Tim Lippe (Ed Helms) is an extremely unworldly innocent who sells insurance in his hometown and is “sort of pre-engaged” to an older woman (Sigourney Weaver) who used to be his seventh-grade teacher. The unfortunate early demise of his company’s top salesman due to autoerotic asphyxiation opens up an opportunity for Tim. He’s sent to a big convention in Cedar Rapids to defend the company’s prestigious Two Diamonds award. Of course when he gets there, intent on soberly pursuing his business, he finds that the convention is a thinly disguised bacchanal, and his fellow conventioneers a bunch of womanizing, drunken louts.
It would be so easy for this movie to go in one of two ways: it could have a saintly Tim convert the others to his side, or more standard for a comedy, the rascals could totally change everything about Tim. Instead, Arteta and the screenwriters wisely take a more nuanced and realistic approach. Tim opens himself up to the world and becomes more accepting of other people, and does it because these people that scared him so much accepted him for who he was.

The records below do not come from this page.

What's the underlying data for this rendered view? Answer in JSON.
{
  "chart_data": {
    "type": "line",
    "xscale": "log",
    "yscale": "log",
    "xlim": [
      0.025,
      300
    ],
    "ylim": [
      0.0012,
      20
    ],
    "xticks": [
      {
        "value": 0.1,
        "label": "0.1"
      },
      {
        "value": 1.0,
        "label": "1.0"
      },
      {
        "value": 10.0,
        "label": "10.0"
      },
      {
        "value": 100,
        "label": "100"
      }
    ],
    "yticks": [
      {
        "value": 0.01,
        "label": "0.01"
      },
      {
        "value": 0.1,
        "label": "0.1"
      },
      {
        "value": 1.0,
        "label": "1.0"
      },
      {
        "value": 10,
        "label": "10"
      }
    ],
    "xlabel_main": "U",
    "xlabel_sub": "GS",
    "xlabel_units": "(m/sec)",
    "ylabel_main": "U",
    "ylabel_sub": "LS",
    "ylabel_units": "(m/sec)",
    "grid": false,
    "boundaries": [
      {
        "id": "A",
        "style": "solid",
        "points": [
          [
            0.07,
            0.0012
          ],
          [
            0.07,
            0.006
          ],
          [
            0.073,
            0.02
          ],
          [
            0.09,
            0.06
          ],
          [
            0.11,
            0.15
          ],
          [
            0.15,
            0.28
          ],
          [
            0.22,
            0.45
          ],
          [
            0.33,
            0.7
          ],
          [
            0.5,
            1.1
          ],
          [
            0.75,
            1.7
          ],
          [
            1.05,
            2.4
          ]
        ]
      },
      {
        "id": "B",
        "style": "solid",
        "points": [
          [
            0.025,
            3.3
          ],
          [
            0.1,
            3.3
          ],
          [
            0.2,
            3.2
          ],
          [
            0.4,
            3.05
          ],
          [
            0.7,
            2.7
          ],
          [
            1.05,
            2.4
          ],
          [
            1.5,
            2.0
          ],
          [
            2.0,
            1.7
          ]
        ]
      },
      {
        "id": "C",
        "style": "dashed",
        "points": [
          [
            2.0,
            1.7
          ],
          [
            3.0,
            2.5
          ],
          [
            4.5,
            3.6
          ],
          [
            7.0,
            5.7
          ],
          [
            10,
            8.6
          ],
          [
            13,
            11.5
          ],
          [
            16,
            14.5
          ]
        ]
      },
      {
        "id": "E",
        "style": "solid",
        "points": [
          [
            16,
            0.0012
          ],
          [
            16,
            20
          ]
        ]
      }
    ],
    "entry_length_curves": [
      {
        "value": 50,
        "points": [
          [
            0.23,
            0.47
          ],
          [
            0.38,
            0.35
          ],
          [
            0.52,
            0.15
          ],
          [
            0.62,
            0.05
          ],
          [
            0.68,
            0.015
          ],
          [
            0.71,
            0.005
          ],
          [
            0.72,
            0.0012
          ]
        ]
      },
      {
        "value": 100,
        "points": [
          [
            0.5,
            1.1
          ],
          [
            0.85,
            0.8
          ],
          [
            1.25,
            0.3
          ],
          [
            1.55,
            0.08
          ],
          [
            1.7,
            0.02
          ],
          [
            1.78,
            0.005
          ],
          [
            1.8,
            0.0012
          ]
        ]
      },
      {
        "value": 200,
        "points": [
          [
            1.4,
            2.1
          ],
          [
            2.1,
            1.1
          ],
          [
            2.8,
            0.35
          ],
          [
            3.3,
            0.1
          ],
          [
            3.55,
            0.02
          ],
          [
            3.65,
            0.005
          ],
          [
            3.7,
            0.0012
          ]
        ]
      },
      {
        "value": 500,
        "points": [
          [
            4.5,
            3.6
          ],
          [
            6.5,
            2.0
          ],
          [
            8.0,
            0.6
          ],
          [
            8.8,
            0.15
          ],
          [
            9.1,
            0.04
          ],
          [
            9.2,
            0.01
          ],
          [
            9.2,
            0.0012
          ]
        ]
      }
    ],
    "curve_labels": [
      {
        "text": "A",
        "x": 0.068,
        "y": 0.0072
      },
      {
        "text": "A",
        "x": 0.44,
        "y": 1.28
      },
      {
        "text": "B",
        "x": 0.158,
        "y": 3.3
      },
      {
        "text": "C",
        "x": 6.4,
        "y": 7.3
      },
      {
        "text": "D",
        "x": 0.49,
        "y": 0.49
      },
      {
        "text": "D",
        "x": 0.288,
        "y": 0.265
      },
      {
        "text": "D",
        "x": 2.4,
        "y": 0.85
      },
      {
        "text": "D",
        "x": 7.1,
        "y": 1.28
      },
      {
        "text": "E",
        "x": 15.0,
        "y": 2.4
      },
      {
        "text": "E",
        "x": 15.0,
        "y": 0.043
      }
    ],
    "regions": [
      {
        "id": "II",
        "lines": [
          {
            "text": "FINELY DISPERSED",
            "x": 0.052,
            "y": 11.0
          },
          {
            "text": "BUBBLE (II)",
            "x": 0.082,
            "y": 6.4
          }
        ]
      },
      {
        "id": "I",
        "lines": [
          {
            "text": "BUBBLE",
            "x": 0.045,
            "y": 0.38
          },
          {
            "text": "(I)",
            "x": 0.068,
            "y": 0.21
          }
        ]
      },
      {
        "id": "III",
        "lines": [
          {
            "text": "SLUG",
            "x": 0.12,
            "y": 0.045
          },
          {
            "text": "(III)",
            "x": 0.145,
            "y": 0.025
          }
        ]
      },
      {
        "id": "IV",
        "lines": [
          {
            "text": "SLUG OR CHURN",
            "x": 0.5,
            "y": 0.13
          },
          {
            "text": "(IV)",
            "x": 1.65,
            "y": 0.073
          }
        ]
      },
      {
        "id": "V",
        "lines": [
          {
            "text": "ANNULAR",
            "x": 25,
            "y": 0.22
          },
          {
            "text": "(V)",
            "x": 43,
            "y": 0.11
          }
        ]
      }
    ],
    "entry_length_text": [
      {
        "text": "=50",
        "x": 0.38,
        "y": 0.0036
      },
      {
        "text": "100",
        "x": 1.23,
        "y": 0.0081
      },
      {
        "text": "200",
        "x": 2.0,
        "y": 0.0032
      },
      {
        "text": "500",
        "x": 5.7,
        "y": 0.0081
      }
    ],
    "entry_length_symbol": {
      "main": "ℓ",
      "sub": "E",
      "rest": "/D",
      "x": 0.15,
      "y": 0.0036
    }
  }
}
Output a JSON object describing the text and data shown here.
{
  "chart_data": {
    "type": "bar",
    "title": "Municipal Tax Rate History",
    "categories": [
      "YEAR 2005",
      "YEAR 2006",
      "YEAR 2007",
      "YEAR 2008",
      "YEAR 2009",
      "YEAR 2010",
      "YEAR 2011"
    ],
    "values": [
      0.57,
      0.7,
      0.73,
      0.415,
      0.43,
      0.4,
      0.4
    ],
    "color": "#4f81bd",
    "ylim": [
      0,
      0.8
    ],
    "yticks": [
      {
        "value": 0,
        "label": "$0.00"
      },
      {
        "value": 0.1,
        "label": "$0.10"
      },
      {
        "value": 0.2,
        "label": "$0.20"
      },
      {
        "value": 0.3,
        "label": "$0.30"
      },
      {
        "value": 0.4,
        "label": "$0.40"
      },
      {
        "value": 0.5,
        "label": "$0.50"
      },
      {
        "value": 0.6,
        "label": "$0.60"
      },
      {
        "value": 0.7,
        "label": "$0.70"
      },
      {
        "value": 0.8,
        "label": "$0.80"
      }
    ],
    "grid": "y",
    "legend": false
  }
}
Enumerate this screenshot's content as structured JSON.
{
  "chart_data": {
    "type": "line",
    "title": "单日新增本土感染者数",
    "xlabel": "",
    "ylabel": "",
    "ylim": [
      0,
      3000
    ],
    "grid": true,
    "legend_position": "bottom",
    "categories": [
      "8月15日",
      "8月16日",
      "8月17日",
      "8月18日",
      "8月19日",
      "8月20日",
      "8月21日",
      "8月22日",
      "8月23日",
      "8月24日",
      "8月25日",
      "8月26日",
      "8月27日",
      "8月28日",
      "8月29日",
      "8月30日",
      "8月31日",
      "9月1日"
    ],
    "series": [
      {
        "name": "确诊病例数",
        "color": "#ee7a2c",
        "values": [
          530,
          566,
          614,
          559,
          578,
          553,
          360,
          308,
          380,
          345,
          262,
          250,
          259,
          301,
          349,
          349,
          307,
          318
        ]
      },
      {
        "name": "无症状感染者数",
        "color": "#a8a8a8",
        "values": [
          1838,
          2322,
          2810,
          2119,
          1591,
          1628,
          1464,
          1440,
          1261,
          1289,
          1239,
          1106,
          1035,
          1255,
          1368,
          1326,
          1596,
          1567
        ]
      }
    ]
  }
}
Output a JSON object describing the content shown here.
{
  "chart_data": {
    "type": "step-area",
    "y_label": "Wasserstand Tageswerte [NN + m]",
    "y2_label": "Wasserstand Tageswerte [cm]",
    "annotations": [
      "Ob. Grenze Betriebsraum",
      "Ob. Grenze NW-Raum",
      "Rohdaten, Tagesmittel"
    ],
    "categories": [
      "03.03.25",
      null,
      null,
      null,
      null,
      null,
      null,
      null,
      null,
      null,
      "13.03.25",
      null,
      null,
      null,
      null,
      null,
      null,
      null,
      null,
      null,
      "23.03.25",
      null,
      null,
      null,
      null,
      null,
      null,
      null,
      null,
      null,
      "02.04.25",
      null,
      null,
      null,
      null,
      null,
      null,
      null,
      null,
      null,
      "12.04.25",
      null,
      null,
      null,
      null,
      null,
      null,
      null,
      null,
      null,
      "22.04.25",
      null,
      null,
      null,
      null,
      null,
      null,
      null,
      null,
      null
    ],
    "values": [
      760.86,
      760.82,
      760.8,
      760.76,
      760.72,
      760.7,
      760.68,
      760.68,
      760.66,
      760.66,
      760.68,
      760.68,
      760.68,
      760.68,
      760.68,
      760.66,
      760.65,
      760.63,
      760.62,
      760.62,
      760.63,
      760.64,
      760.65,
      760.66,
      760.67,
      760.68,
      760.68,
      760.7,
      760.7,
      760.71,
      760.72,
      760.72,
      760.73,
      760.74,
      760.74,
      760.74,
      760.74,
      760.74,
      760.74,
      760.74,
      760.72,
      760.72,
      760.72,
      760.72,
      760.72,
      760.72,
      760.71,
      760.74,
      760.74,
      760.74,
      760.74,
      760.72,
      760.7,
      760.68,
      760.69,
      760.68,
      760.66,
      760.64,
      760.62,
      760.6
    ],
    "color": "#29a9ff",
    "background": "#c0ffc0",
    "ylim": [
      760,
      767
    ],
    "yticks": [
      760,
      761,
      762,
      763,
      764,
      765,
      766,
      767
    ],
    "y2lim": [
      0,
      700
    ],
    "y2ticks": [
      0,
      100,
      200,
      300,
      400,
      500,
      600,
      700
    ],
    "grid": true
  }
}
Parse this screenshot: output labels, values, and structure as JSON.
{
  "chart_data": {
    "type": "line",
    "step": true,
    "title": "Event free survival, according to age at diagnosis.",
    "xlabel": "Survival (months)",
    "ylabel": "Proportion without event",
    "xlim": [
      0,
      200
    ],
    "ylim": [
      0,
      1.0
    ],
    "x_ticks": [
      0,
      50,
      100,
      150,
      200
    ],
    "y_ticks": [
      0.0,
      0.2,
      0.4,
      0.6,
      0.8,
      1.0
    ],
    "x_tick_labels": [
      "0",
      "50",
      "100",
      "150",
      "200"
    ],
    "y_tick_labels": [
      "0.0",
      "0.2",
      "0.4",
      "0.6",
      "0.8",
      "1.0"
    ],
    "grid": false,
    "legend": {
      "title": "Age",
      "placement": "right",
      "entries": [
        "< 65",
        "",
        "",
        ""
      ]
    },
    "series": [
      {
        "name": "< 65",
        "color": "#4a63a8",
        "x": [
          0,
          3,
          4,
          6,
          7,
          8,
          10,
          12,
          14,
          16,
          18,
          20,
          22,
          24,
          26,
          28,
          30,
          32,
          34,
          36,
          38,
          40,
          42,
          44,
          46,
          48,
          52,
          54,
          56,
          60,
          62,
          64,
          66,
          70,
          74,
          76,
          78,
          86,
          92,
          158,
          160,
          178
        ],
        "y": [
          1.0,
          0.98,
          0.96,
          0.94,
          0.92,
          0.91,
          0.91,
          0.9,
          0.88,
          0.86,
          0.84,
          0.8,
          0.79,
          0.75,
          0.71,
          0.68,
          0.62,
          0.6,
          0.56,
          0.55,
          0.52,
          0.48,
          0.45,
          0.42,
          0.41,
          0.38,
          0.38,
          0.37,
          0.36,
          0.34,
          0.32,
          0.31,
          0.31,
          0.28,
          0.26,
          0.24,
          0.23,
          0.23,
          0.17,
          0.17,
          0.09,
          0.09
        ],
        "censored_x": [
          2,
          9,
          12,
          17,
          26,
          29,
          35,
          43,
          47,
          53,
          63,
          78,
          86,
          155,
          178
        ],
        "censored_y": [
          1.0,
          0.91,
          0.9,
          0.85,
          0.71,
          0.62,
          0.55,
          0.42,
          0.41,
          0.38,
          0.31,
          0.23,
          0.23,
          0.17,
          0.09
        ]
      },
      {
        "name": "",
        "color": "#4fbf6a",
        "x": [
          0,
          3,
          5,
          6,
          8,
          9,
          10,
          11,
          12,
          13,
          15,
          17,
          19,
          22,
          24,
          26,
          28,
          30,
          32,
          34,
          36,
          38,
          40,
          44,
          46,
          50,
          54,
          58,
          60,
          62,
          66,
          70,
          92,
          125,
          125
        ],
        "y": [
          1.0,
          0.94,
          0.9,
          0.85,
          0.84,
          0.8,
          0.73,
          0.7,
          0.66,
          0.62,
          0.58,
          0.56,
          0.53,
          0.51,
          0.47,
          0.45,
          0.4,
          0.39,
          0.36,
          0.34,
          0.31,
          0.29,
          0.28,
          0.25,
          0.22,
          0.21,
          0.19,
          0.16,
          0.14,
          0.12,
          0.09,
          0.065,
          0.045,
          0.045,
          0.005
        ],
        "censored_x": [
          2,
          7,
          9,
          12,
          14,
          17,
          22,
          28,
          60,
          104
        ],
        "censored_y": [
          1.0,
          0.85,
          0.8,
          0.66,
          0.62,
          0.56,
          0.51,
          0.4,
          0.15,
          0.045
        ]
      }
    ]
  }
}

The script is excellent in this regard, but the performances sell it masterfully. John C. Reilly once again demonstrates his incredible range. I think he could be believable in almost any role at this point. Anne Heche is given a very difficult role to play in that she has to remain likable despite doing something I’m sure most audience members would find tremendously unlikeable. It threw me out of the movie a bit, but eventually I realized it was part of the movie’s central theme, that people are flawed but that their flaws don’t define them. Isaiah Whitlock, Jr. turns a solid performance as a straight-arrow with a surprising appreciation for The Wire (an in-joke since Whitlock was a cast member on that show.) The supporting cast is filled with dependable character actors like Stephen Root, Alia Shawkat and Kurtwood Smith (the dad on That ‘70s Show).
The humor of the film is all the stronger for coming from so many different areas. There is a lot of physical humor verging on the slapstick, and there are plenty of awkward, almost-have-to-look-away type laughs. All in all it’s a warmly funny movie that refreshingly features characters and elements that you don’t often see in mainstream movies, without any of that smug indie movie feel. I hope it finds a wider audience on DVD and becomes the cult hit it deserves to be.